Par ailleurs, laisser les élèves écouter un texte tout en le lisant leur permet de visualiser et donc d’encoder des images en mémoire. Cette capacité peut s’améliorer fortement avec l’apprentissage et la répétition de telles expériences.

Utiliser des cartes heuristiques, à savoir « mind maps »

An earAn eyea hand

En outre, certains élèves dyslexiques ont des difficultés avec la manière linéaire dont nous avons généralement appris à structurer (et mémoriser) les informations en titres et en sous-titres, par exemple :

1. CHAPITRE 1

a. Première partie

i. Première section

Dans cette perspective, une autre technique multisensorielle favorisant notamment la compréhension de textes est l’utilisation de cartes heuristiques (« mind mapping »). Il s’agit de représentations graphiques non linéaires d’idées et de relations entre ces idées ; de plans schématiques -comportant des mots-clés et des flèches, ainsi que divers autres indices comme des couleurs, des indices spatiaux, etc.

Cette technique a été développée par Tony Buzan et est de plus en plus reconnue dans de nombreux domaines, y compris celui de l’éducation, comme un outil très pertinent pour aider à la réflexion et à l’apprentissage. Pour les enfants dyslexiques, cette technique est d’autant plus appropriée qu’elle constitue une méthode multisensorielle faisant appel à diverses dimensions (visualisation, associations d’idées, utilisation de couleurs, d’illustrations, de mots-clés, etc.). Les cartes heuristiques peuvent servir dans de nombreux domaines dans lesquels l’enfant dyslexique présente des difficultés, notamment structurer et résumer un texte pour le comprendre (ou pour le rédiger).

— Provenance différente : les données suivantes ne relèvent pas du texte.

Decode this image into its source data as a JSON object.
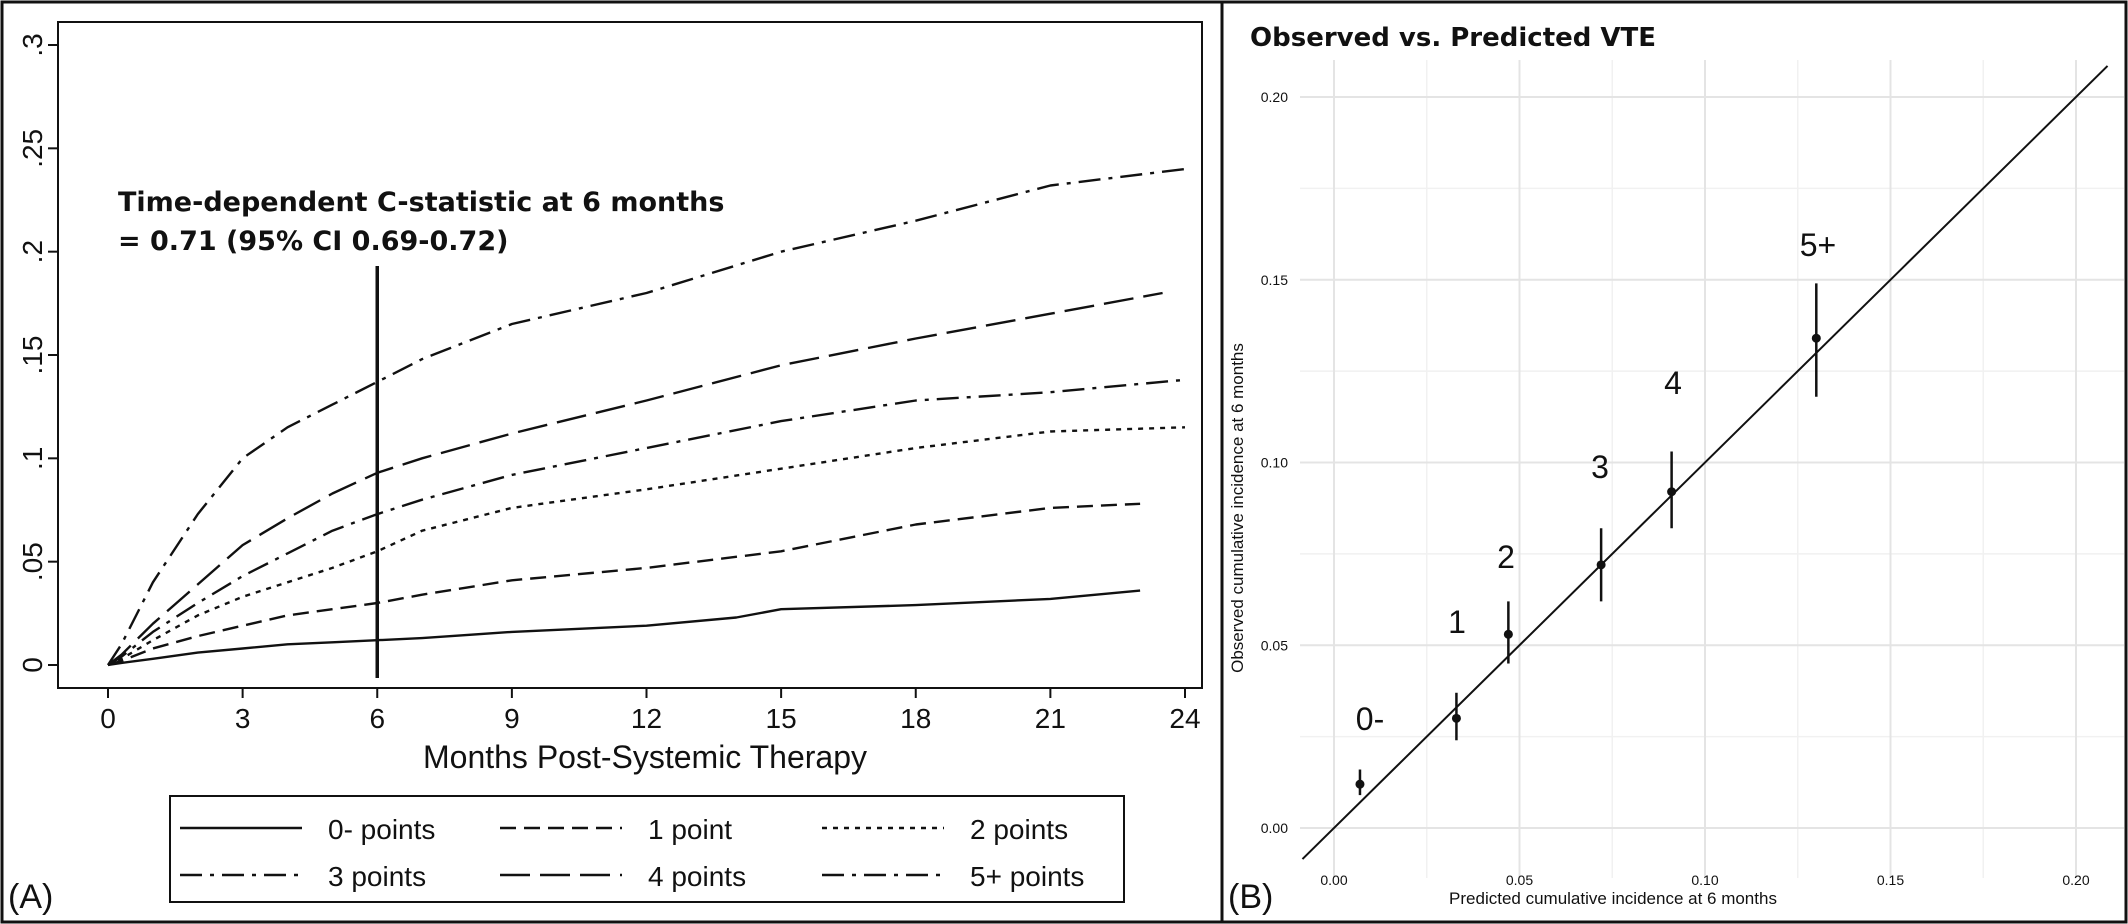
{
  "chart_data": [
    {
      "type": "line",
      "panel_label": "(A)",
      "xlabel": "Months Post-Systemic Therapy",
      "ylabel": "",
      "xlim": [
        0,
        24
      ],
      "ylim": [
        0,
        0.3
      ],
      "xticks": [
        0,
        3,
        6,
        9,
        12,
        15,
        18,
        21,
        24
      ],
      "xtick_labels": [
        "0",
        "3",
        "6",
        "9",
        "12",
        "15",
        "18",
        "21",
        "24"
      ],
      "yticks": [
        0,
        0.05,
        0.1,
        0.15,
        0.2,
        0.25,
        0.3
      ],
      "ytick_labels": [
        "0",
        ".05",
        ".1",
        ".15",
        ".2",
        ".25",
        ".3"
      ],
      "grid": false,
      "legend_position": "bottom",
      "annotation": {
        "line1": "Time-dependent C-statistic at 6 months",
        "line2": "= 0.71 (95% CI 0.69-0.72)"
      },
      "reference_line_x": 6,
      "series": [
        {
          "name": "0- points",
          "dash": "solid",
          "x": [
            0,
            0.3,
            1,
            2,
            3,
            4,
            5,
            6,
            7,
            9,
            12,
            14,
            15,
            18,
            21,
            23
          ],
          "y": [
            0,
            0.001,
            0.003,
            0.006,
            0.008,
            0.01,
            0.011,
            0.012,
            0.013,
            0.016,
            0.019,
            0.023,
            0.027,
            0.029,
            0.032,
            0.036
          ]
        },
        {
          "name": "1 point",
          "dash": "dash",
          "x": [
            0,
            0.3,
            1,
            2,
            3,
            4,
            5,
            6,
            7,
            9,
            12,
            15,
            18,
            21,
            23
          ],
          "y": [
            0,
            0.002,
            0.008,
            0.014,
            0.019,
            0.024,
            0.027,
            0.03,
            0.034,
            0.041,
            0.047,
            0.055,
            0.068,
            0.076,
            0.078
          ]
        },
        {
          "name": "2 points",
          "dash": "dot",
          "x": [
            0,
            0.3,
            1,
            2,
            3,
            4,
            5,
            6,
            7,
            9,
            12,
            15,
            18,
            21,
            24
          ],
          "y": [
            0,
            0.003,
            0.012,
            0.024,
            0.033,
            0.04,
            0.047,
            0.055,
            0.065,
            0.076,
            0.085,
            0.095,
            0.105,
            0.113,
            0.115
          ]
        },
        {
          "name": "3 points",
          "dash": "dashdot",
          "x": [
            0,
            0.3,
            1,
            2,
            3,
            4,
            5,
            6,
            7,
            9,
            12,
            15,
            18,
            21,
            24
          ],
          "y": [
            0,
            0.004,
            0.016,
            0.03,
            0.043,
            0.054,
            0.065,
            0.073,
            0.08,
            0.092,
            0.105,
            0.118,
            0.128,
            0.132,
            0.138
          ]
        },
        {
          "name": "4 points",
          "dash": "longdash",
          "x": [
            0,
            0.3,
            1,
            2,
            3,
            4,
            5,
            6,
            7,
            9,
            12,
            15,
            18,
            21,
            23.5
          ],
          "y": [
            0,
            0.005,
            0.02,
            0.039,
            0.058,
            0.071,
            0.083,
            0.093,
            0.1,
            0.112,
            0.128,
            0.145,
            0.158,
            0.17,
            0.18
          ]
        },
        {
          "name": "5+ points",
          "dash": "dashdot",
          "x": [
            0,
            0.3,
            1,
            2,
            3,
            4,
            5,
            6,
            7,
            9,
            12,
            15,
            18,
            21,
            24
          ],
          "y": [
            0,
            0.01,
            0.04,
            0.073,
            0.1,
            0.115,
            0.126,
            0.137,
            0.148,
            0.165,
            0.18,
            0.2,
            0.215,
            0.232,
            0.24
          ]
        }
      ]
    },
    {
      "type": "scatter",
      "panel_label": "(B)",
      "title": "Observed vs. Predicted VTE",
      "xlabel": "Predicted cumulative incidence at 6 months",
      "ylabel": "Observed cumulative incidence at 6 months",
      "xlim": [
        -0.01,
        0.21
      ],
      "ylim": [
        -0.01,
        0.205
      ],
      "xticks": [
        0,
        0.05,
        0.1,
        0.15,
        0.2
      ],
      "xtick_labels": [
        "0.00",
        "0.05",
        "0.10",
        "0.15",
        "0.20"
      ],
      "yticks": [
        0,
        0.05,
        0.1,
        0.15,
        0.2
      ],
      "ytick_labels": [
        "0.00",
        "0.05",
        "0.10",
        "0.15",
        "0.20"
      ],
      "grid": true,
      "reference_line": "y = x",
      "points": [
        {
          "label": "0-",
          "x": 0.007,
          "y": 0.012,
          "lower": 0.009,
          "upper": 0.016
        },
        {
          "label": "1",
          "x": 0.033,
          "y": 0.03,
          "lower": 0.024,
          "upper": 0.037
        },
        {
          "label": "2",
          "x": 0.047,
          "y": 0.053,
          "lower": 0.045,
          "upper": 0.062
        },
        {
          "label": "3",
          "x": 0.072,
          "y": 0.072,
          "lower": 0.062,
          "upper": 0.082
        },
        {
          "label": "4",
          "x": 0.091,
          "y": 0.092,
          "lower": 0.082,
          "upper": 0.103
        },
        {
          "label": "5+",
          "x": 0.13,
          "y": 0.134,
          "lower": 0.118,
          "upper": 0.149
        }
      ]
    }
  ]
}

Pour obtenir davantage d’informations concernant les cartes heuristiques, vous pouvez consulter divers sites Internet consacrés à ce sujet. En particulier, nous vous conseillons vivement de consulter le site educnet (Ministère de l’Education Nationale, France), dédié à l’usage des technologies de l’information et de la communication dans l’éducation (TICE), qui fournit tout un dossier portant sur les cartes heuristiques (exemples, ressources, résultats d’enquêtes menées auprès d’élèves ayant utilisé cet outil, etc.).

Par ailleurs, sur le site créativité.net, Nicole Cournoyer présente des exemples de cartes 
heuristiques, ainsi qu’une illustration de leur utilisation. Sur ce site, vous trouverez également une illustration de construction de carte heuristique étape par étape, ainsi que des informations sur les ouvrages de référence écrits par Tony Buzan à propos des cartes heuristiques.

Notez enfin que pour certains élèves dyslexiques, le contraste du noir sur le blanc peut les gêner dans la lecture. Dans ce cas, utilisez pour la lecture une chemise en plastique transparente de couleur (essayez différentes couleurs et interrogez l’élève afin de savoir celle qui lui convient le mieux) que l’élève pourra poser sur le texte pour atténuer ce contraste.